8Le mobilier majeur est le dressoir dans la grande salle et le lit dans la chambre4. Le rôle et la place du lit mériteraient une étude approfondie. On connaît l’importance du lit : au château de Chillon en la camera domini, situé à dextre (à gauche) de l’entrée principale en venant de la chapelle, place d’honneur, et à la tour maîtresse de Vincennes, où le lit royal est parallèle à la cheminée, tandis qu’à sa gauche, à dextre, place d’honneur, vue par le roi couché, la clef de voûte évoque par son décor sculpté l’engagement de Jean le Bon de diriger la croisade. Dans ses livres VI et VII composés en France, Serlio manifeste son intérêt pour les lits, les tables et les alcôves. En France le lit se trouve près de la cheminée. Les cheminées sont le plus souvent placées au milieu des murs. Dans la chambre du roi, à Ancy-le-Franc (Yonne), la cheminée cependant est sur le côté pour laisser la place au lit royal.
9Les jeux de polychromie s’accentuent au XVe et au XVIe siècle. Dans le manoir du roi René à Gardanne, trois chambres sont désignées par la couleur : « la perse, la jausne et la verde ». Le gris, longtemps considéré en taxinomie comme une couleur inférieure, prend de la valeur au cours du XVe siècle et entre dans les combinaisons de couleurs emblématiques dans la maison d’Anjou et de Lorraine par exemple. Le gris apparaît aussi dans les décors à la fin du XVe siècle, ou peu après, au château de la Murette à Voiron (Isère), au château du Plessis-Bourré (Maine-et-Loire) et au logis Perrière au château comtal d’Annecy.

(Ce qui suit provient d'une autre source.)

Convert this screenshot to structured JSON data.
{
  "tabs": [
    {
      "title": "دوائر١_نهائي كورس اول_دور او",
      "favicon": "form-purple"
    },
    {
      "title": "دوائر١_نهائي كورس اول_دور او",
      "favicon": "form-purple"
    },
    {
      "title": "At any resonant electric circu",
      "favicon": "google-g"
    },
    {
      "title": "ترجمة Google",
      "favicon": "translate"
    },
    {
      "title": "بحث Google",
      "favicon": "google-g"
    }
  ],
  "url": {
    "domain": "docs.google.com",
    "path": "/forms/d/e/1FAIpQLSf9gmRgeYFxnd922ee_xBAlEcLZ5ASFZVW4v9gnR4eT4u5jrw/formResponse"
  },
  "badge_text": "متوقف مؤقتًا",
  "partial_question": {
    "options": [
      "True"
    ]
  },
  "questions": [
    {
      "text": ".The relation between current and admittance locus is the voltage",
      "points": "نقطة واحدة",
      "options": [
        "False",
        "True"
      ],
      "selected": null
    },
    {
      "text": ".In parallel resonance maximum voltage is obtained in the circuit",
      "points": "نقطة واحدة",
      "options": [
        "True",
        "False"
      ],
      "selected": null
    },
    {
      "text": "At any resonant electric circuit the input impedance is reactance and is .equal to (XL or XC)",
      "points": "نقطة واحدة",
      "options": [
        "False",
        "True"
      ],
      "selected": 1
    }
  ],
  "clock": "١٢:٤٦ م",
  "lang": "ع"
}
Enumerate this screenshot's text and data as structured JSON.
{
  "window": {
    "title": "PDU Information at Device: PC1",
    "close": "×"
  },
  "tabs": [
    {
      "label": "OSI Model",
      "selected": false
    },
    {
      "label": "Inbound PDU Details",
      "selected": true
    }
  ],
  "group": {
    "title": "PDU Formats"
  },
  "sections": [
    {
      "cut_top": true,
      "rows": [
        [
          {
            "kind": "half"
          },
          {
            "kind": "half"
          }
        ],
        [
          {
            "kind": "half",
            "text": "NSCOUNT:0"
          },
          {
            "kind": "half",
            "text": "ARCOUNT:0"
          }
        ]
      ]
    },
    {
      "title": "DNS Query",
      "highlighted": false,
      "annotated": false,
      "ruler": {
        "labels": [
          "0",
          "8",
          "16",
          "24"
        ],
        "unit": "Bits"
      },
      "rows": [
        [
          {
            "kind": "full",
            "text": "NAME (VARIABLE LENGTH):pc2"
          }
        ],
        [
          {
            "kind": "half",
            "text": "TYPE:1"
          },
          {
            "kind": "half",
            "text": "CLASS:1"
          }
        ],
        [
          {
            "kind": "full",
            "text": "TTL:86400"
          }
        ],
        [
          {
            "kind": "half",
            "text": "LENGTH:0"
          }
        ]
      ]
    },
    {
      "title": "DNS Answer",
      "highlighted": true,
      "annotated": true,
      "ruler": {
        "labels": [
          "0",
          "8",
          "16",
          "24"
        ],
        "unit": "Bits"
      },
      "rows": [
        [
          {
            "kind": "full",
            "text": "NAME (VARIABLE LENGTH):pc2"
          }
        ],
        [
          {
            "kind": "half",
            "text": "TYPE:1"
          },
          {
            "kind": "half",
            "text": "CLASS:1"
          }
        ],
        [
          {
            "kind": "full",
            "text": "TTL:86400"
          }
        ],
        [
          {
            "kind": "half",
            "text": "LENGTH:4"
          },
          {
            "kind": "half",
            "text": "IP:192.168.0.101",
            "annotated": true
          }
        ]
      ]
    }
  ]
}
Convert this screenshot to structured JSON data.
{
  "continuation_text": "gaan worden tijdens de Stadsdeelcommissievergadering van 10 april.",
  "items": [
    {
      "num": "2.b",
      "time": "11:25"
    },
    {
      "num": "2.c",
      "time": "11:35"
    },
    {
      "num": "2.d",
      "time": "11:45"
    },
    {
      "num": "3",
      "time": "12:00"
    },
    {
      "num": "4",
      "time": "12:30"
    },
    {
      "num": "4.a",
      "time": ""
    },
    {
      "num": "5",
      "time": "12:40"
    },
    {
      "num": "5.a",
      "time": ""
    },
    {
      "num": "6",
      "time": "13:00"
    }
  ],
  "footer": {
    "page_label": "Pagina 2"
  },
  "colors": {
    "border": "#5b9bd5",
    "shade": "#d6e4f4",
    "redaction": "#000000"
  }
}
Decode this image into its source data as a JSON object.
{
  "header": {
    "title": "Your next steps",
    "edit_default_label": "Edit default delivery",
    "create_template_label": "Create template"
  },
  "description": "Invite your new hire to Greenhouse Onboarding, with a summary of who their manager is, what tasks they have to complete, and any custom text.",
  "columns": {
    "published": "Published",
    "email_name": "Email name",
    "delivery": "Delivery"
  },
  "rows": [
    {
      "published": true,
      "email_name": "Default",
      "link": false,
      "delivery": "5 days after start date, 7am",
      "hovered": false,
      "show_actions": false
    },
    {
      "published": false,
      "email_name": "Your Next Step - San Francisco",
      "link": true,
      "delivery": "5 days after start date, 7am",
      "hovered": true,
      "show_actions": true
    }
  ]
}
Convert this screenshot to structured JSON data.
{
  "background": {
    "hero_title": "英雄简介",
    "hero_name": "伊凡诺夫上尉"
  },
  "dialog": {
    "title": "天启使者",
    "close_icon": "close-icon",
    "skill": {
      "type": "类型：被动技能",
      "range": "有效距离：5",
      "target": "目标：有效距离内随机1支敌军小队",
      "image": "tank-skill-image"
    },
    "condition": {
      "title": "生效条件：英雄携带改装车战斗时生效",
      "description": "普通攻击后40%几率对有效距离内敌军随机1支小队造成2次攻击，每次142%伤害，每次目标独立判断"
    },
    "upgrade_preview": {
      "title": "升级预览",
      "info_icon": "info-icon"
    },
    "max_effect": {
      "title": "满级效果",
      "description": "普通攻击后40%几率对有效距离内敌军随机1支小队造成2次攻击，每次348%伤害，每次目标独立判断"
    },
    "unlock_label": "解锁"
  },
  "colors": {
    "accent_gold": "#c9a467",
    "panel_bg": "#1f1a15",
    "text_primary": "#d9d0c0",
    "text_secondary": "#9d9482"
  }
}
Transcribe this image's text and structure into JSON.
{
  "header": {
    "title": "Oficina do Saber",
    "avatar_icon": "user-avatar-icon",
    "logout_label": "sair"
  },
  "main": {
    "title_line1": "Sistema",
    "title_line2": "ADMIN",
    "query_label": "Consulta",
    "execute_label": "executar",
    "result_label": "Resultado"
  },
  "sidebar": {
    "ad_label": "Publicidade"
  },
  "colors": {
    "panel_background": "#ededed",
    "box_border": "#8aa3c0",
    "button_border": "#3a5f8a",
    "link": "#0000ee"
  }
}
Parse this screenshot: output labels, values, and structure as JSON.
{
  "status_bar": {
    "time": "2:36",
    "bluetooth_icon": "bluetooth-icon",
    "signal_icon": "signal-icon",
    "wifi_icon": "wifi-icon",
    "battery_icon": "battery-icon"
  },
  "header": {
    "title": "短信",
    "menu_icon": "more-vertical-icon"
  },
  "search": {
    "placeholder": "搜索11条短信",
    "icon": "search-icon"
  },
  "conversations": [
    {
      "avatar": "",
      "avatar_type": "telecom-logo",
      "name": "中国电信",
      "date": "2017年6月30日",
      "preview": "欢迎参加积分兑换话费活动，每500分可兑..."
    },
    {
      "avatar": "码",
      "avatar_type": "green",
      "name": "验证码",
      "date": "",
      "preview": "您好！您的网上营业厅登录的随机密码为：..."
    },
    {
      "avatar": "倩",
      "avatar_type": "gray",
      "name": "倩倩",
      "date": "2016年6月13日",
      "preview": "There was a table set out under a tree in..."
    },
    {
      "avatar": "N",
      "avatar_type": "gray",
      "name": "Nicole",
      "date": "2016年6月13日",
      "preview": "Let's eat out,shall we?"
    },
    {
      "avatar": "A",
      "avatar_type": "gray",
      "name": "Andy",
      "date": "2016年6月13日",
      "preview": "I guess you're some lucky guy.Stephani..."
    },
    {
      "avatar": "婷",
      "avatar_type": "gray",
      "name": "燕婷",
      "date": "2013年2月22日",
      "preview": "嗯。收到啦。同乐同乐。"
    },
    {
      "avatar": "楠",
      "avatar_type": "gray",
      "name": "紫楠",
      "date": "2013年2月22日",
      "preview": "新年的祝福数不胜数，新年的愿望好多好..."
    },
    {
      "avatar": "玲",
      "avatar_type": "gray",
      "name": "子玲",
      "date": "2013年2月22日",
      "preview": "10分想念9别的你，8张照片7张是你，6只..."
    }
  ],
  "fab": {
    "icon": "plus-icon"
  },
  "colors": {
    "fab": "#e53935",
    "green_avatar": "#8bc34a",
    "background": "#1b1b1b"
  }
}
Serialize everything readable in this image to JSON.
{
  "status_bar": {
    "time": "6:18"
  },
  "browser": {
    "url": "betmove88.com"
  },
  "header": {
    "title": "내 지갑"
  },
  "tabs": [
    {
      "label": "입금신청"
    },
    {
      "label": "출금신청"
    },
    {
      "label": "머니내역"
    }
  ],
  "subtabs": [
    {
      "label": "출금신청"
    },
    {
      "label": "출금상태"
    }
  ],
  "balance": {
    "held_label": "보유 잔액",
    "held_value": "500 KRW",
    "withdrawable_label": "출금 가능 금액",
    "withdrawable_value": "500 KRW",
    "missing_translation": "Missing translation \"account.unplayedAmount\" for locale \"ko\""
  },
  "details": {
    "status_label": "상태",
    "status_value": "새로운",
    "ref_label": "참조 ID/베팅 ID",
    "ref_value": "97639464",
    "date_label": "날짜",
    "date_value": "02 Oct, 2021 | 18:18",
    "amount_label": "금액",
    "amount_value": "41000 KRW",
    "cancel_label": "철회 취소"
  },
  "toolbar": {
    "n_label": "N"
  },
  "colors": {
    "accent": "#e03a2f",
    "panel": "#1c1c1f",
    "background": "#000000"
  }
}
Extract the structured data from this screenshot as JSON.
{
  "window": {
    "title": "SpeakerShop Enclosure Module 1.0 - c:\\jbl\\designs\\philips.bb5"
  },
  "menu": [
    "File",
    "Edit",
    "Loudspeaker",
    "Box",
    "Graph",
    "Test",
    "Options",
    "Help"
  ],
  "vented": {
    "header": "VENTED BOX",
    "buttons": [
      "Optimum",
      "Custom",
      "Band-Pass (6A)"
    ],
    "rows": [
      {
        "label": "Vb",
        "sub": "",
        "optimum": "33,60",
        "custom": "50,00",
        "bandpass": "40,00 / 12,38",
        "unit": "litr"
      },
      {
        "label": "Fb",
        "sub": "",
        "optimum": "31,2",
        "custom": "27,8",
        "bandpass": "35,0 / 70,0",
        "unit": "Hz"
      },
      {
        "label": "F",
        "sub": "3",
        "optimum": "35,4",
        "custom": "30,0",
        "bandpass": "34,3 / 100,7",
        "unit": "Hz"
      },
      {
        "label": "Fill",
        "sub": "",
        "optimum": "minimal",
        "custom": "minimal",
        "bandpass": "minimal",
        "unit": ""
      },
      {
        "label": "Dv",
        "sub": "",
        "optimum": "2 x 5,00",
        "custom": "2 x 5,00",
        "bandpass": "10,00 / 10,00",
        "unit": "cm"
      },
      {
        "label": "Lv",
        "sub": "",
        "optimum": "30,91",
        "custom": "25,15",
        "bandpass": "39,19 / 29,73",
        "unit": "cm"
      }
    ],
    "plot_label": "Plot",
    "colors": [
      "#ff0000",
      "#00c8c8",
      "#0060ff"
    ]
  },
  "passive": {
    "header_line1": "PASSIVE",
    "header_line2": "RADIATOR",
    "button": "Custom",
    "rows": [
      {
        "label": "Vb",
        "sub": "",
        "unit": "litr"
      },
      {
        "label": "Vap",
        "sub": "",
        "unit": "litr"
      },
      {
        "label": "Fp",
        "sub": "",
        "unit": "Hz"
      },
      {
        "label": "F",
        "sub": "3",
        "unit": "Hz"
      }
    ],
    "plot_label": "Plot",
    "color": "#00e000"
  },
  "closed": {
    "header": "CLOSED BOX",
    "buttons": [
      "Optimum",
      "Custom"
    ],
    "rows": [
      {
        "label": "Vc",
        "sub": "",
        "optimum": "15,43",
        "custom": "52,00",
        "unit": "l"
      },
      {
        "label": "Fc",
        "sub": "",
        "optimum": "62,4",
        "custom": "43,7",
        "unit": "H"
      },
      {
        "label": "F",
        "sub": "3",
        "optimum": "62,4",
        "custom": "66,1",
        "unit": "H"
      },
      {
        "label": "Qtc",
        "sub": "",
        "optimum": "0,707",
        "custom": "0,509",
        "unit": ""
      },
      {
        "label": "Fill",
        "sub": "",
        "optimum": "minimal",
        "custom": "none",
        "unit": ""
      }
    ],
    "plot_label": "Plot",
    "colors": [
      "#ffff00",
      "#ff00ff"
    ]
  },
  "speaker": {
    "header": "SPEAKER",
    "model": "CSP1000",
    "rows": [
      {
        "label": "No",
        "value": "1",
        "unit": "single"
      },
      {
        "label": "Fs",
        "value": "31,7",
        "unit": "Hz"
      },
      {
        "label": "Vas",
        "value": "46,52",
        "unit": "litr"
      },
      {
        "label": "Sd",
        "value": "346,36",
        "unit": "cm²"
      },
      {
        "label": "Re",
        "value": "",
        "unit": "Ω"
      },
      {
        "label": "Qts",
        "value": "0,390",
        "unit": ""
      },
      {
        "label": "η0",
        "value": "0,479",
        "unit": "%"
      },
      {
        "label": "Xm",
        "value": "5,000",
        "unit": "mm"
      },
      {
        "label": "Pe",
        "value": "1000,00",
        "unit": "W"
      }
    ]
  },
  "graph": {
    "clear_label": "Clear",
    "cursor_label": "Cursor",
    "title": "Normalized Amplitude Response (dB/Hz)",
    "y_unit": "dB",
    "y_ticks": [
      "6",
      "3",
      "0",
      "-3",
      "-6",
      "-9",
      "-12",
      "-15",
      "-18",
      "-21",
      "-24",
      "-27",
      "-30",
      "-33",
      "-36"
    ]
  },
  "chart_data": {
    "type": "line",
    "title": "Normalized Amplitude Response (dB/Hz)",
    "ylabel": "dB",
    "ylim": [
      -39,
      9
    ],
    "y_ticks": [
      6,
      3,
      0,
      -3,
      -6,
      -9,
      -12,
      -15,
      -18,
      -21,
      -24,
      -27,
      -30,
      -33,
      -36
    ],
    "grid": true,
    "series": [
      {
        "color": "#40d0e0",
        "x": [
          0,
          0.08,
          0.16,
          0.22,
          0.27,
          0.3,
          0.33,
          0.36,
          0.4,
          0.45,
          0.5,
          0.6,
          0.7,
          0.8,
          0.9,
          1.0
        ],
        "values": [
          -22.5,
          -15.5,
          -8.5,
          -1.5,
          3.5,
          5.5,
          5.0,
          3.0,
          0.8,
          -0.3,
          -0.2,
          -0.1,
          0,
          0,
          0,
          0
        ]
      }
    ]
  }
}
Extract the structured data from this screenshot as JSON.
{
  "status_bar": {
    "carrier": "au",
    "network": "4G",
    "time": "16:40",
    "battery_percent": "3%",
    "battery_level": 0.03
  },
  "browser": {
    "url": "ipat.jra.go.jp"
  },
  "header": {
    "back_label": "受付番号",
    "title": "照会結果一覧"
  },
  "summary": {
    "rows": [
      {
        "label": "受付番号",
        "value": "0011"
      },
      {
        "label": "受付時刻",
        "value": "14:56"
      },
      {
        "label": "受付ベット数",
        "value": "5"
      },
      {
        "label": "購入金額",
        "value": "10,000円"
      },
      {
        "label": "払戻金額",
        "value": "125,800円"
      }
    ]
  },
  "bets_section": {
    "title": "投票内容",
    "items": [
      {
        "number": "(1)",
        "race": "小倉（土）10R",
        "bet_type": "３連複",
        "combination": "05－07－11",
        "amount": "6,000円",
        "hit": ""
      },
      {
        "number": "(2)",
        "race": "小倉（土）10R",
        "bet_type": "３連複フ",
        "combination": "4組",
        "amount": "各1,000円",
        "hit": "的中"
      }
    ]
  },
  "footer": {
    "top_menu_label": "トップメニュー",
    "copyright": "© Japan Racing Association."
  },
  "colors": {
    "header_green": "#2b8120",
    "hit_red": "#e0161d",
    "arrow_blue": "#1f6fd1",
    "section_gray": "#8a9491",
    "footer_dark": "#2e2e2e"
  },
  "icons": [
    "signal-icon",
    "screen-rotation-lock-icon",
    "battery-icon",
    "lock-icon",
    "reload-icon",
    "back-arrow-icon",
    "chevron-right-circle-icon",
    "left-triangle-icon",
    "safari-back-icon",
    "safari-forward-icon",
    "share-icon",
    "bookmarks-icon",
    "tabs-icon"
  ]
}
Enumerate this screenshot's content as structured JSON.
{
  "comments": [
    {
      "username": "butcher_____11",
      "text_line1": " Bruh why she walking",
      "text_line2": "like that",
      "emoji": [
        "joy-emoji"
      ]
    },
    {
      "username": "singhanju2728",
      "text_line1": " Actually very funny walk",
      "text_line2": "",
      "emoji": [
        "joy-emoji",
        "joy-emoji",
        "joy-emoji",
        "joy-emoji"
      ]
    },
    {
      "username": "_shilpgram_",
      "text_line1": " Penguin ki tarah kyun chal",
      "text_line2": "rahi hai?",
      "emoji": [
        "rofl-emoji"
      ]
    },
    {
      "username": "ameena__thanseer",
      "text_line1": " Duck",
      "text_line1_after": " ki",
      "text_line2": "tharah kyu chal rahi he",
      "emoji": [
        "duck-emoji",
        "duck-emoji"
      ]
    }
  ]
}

10La qualité d’exécution révèle plusieurs hiérarchies. En premier lieu celle de l’atelier. Atelier royal, ou proche, au siècle précédent, au Vaudreuil, en la tour-maîtresse de Vincennes, au château de Ravel, – un don de Philippe le Bel à son conseiller Pierre Flote – comme en l’ancien manoir dans les jardins du Carrousel à Paris5. Nous avons relevé à ce propos un nombre considérable d’artistes originaires du Nord autour des comtes d’Artois : Colart de Laon, valet de chambre du roi et de Louis d’Orléans, et Jean de Saint-Eloi interviennent en l’hôtel de Bohême, en la bibliothèque de l’hôtel du Prévôt et aux Célestins à Paris. Des peintres parfois célèbres sont connus, pour leur intervention directe ou indirecte dans des demeures princières ou de grands seigneurs tandis que des comptes publiés par Labande donnent des précisions sur les peintres plus modestes6 : Jean de Beaumetz à Germolles (Saône-et-Loire), Barthélemy d’Eyck, selon toute vraisemblance, à Tarascon, Roumier au palais comtal d’Aix7, Nicolas de Froment en la maison du roi René à Avignon, ou Léon de Forli, un peintre de Lyon, pour décorer le « château » de Gardanne. Jean Baplein, assisté de dix assistants venus de Lausanne, Genève, Saint-Claude ainsi que de Metz et de Venise, réalise le décor du château de Ripaille à Thonon, en 1432, sous Amédée VII duc de Savoie. Nicolas Roux (Ruffi), peintre à Tarascon et à Arles, exécute la peinture décorative de l’hôtel Arlatan à Arles. Victor Hallier intervient en la galerie de la tour d’Aigues.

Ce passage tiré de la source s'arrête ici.